– Зовут тебя как, кузнецова жена?
– Без надобности тебе имя мое. – Она хлопнула жалобно скрипнувшей дверью перед его носом.
Вечером Григорий вернулся в избу куда раньше обычного. Взбудораженный, веселый, он хвалился:
– Строганов нанял меня. Оружие, подковы у его людишек, телеги… Работы тьма!
– Какой еще Строганов? Откуда он в наших краях взялся?
– Так в нескольких верстах, под Солью Камской, их городок. Нанял меня Степан, младший сын Максимов.
– Почему же тебя наняли?

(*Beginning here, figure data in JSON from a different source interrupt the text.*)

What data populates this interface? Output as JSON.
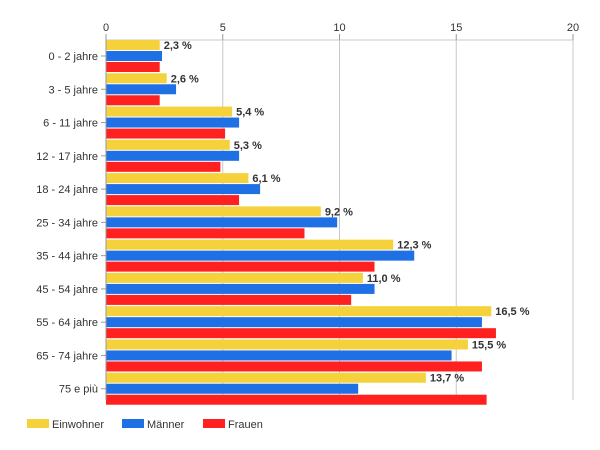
{
  "chart_data": {
    "type": "bar",
    "orientation": "horizontal",
    "categories": [
      "0 - 2 jahre",
      "3 - 5 jahre",
      "6 - 11 jahre",
      "12 - 17 jahre",
      "18 - 24 jahre",
      "25 - 34 jahre",
      "35 - 44 jahre",
      "45 - 54 jahre",
      "55 - 64 jahre",
      "65 - 74 jahre",
      "75 e più"
    ],
    "series": [
      {
        "name": "Einwohner",
        "color": "#f5d23c",
        "values": [
          2.3,
          2.6,
          5.4,
          5.3,
          6.1,
          9.2,
          12.3,
          11.0,
          16.5,
          15.5,
          13.7
        ],
        "labels": [
          "2,3 %",
          "2,6 %",
          "5,4 %",
          "5,3 %",
          "6,1 %",
          "9,2 %",
          "12,3 %",
          "11,0 %",
          "16,5 %",
          "15,5 %",
          "13,7 %"
        ]
      },
      {
        "name": "Männer",
        "color": "#1f6fe5",
        "values": [
          2.4,
          3.0,
          5.7,
          5.7,
          6.6,
          9.9,
          13.2,
          11.5,
          16.1,
          14.8,
          10.8
        ]
      },
      {
        "name": "Frauen",
        "color": "#ff2020",
        "values": [
          2.3,
          2.3,
          5.1,
          4.9,
          5.7,
          8.5,
          11.5,
          10.5,
          16.7,
          16.1,
          16.3
        ]
      }
    ],
    "xlim": [
      0,
      20
    ],
    "xticks": [
      "0",
      "5",
      "10",
      "15",
      "20"
    ],
    "grid": true,
    "legend_position": "bottom-left"
  }
}
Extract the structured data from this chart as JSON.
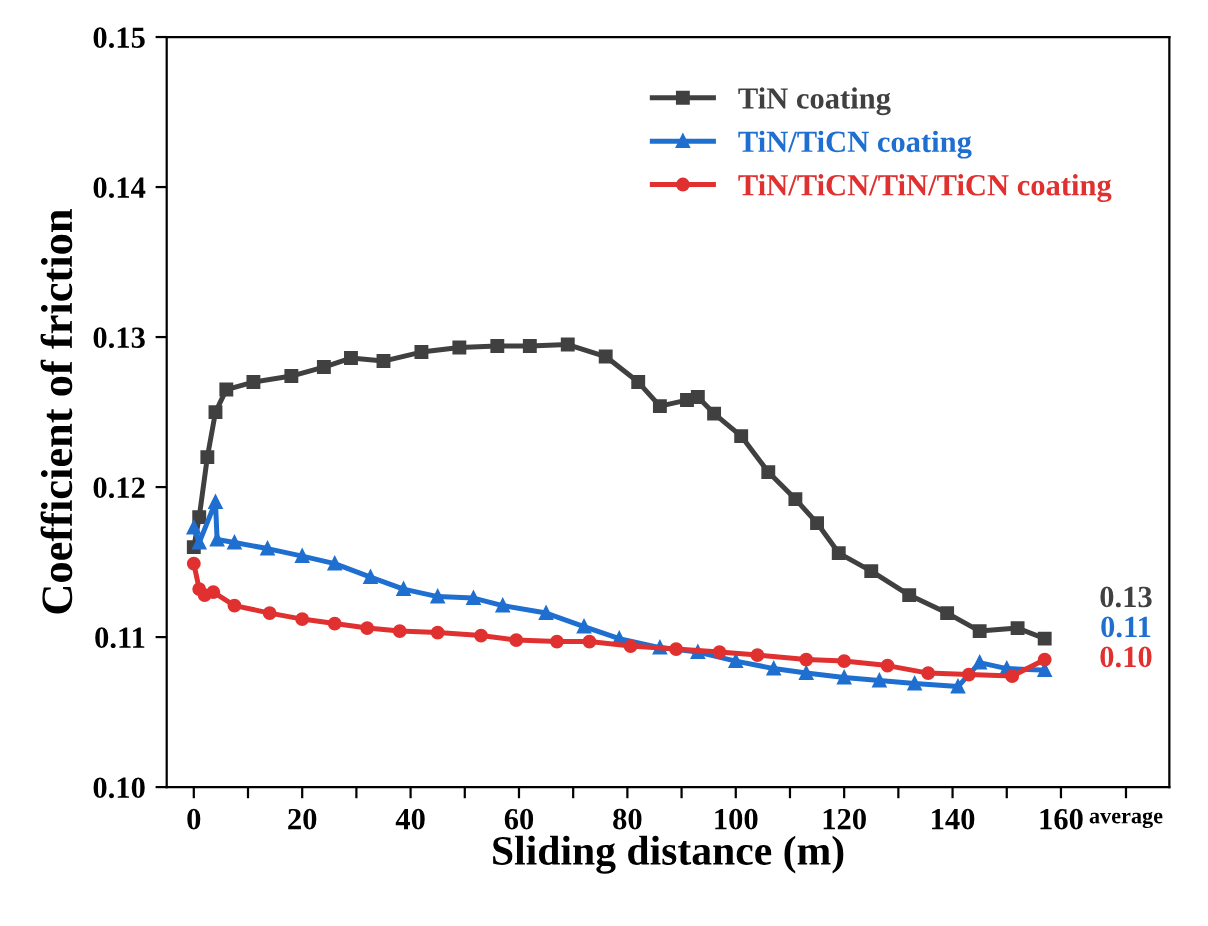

Город ближе, мастеровых больше.
– Да кто же его знает! Зашел в кузню, посмотрел на работу мою. Понравилось, видно.
– Сегодня он в кузницу приходил?
– Да, с Гермогеном дела у него какие-то. Аксиньяаа!
– Да что ж ты радостный такой?
– А ты не понимаешь? Такую деньгу хорошую мне обещали, женушка! Заживем! Избу расстроим, одежи новой купим, скотины возьмем, девку тебе в помощь! – возбужденно блестя черными глазами, обещал муж.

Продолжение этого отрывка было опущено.